Because it’s been a slow day, topic-wise, I figured why not blog my response to Billy’s response to my post on his post. This is how the blogosphere stays alive, feeding on itself. Plus, I don’t trust the comments.
Billy’s making nice, saying the right things, e.g. “This misses the point or maybe my point was poorly stated.” and “I outline three reasons why I believe this is so and I’ve yet to see a response to those.” His points are:
1. cost is multiplied over the number of individuals in the enterprise
2. critical mass of employee adoption must be guaranteed for the technology/tool to be worthwhile
3. the tools/technology must be supportable and useful for a group bound by the common purpose of the corporate mission not an individual bound by their own desires.

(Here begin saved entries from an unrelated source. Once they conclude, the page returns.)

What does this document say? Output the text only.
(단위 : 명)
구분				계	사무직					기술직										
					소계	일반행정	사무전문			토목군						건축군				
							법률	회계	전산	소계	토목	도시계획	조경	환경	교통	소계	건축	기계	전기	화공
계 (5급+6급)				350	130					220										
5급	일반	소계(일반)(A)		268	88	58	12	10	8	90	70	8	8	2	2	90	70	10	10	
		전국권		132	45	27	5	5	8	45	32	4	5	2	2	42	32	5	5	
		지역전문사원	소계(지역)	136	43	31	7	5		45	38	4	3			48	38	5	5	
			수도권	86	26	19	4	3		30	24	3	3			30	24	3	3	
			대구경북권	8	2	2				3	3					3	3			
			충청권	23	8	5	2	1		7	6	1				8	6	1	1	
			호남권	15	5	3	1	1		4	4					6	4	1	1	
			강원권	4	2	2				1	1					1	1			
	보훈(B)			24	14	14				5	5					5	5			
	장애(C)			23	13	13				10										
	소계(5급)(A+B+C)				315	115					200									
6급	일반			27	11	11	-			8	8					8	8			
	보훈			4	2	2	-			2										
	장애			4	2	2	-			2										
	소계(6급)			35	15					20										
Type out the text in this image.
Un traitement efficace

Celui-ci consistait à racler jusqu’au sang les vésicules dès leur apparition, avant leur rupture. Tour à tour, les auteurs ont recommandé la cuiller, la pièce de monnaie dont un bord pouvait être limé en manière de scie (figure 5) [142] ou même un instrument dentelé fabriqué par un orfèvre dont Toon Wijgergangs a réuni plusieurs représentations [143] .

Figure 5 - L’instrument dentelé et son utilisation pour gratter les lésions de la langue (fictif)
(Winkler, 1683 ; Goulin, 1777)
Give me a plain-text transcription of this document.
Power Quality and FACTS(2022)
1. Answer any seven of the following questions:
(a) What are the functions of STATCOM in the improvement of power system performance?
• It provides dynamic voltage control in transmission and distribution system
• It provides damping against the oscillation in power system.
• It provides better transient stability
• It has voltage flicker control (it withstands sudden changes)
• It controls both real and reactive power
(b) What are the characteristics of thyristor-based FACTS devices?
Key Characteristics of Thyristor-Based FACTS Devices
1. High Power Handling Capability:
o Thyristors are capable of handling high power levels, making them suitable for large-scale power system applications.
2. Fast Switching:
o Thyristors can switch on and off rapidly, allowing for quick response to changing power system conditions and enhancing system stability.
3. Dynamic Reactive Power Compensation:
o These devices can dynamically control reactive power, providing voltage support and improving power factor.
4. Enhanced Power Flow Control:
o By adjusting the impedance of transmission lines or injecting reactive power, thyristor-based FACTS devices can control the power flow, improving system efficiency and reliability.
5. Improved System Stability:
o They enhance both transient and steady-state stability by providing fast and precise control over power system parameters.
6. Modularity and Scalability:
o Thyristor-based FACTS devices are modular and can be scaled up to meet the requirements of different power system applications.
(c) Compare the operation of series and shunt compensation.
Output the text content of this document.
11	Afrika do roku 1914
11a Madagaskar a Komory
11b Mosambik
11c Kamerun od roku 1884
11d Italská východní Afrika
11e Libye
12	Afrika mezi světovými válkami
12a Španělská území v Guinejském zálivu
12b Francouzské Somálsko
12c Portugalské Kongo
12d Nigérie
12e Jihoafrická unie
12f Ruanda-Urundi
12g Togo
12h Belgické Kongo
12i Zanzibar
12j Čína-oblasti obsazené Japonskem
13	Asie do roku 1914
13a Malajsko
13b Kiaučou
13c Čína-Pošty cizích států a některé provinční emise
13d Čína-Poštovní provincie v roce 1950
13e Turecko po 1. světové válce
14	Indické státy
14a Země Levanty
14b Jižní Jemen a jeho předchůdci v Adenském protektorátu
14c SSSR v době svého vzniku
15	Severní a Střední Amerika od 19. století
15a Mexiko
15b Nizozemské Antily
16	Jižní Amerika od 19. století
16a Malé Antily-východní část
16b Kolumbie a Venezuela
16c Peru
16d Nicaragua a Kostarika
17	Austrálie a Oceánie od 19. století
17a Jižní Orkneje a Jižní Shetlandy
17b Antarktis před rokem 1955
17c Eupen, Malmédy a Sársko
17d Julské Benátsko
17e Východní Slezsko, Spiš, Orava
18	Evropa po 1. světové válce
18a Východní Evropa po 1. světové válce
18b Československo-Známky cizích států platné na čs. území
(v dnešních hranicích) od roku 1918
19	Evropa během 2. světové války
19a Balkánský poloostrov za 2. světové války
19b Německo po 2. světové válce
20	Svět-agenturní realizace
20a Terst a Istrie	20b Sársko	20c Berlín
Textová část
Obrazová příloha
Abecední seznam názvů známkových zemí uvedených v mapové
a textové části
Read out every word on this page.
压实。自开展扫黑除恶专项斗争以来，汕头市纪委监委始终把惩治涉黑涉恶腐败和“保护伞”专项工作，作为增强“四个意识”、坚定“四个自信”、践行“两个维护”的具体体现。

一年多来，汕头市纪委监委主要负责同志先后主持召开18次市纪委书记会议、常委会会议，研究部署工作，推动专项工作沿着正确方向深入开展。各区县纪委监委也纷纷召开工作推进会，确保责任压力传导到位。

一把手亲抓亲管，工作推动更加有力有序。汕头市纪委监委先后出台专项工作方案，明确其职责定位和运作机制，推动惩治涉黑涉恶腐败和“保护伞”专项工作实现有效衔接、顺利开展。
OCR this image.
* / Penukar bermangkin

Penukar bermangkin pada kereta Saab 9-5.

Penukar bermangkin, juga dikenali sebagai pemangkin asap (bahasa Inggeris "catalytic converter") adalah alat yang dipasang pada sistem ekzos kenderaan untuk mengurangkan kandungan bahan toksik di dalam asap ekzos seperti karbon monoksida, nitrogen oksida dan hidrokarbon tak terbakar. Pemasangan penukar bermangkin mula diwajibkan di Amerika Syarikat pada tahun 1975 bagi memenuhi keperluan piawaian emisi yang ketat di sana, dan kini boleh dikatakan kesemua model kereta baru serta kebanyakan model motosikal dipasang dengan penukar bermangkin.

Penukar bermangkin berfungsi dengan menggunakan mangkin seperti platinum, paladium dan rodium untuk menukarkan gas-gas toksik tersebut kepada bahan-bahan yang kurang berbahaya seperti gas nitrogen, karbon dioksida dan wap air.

I know, last time I promised I wouldn’t do this. So, I concede all points in the following manner: 1) Sure, 2) Fine, 3) OK. These underline what I’m talking about, Billy is a tech guy. I’m an Apps guy. I doubt these are refutable.
His approach to Enterprise 2.0 is top-down, and therefore, his points about it all center around top-down concerns 1) cost, 2) cost-benefit, 3) ROI. He even mentions the corporate mission, doesn’t get more top-down than that.
So, if Web 2.0 gives power to the people. Enterprise 2.0 takes it away?
No, sorry, Enterprise 2.0 takes it away, unless you can justify the investment. Or wait, maybe it’s: Enterprise 2.0, on corporate terms only. Sounds like a passive-aggressive ban to me.
Paul’s saying that the talk of the Gartner shindig last week was all about *2.0, and how to CIOs are sweating the problem of how to handle New Web internally. They’re asking for strategies and advice on how to control the spread of New Web. My advice is simple: Don’t try to control it.
Don’t drive initiatives top-down, make mandates, and ban apps you can’t control. Don’t deploy technology, advertise it in a sendmail and wonder why its adoption is low.
Do listen to your users. Ask what they use and how they use it. Build use cases, then roll out something small and targeted. Keep polling them for more ideas, rinse, repeat.
This is the social part. That’s why social apps are different. This is why Billy is a tech guy. He builds ECM software to sell to CIOs. He thinks top-down. I’m an Apps guy. I think about users. I’m an edge-in guy.
In fairness, Billy thinks about users too, but users don’t buy ECM software. CIOs do.
Right, wrong, indifferent, we have different views. I like mine better, and not just because my view is all about me.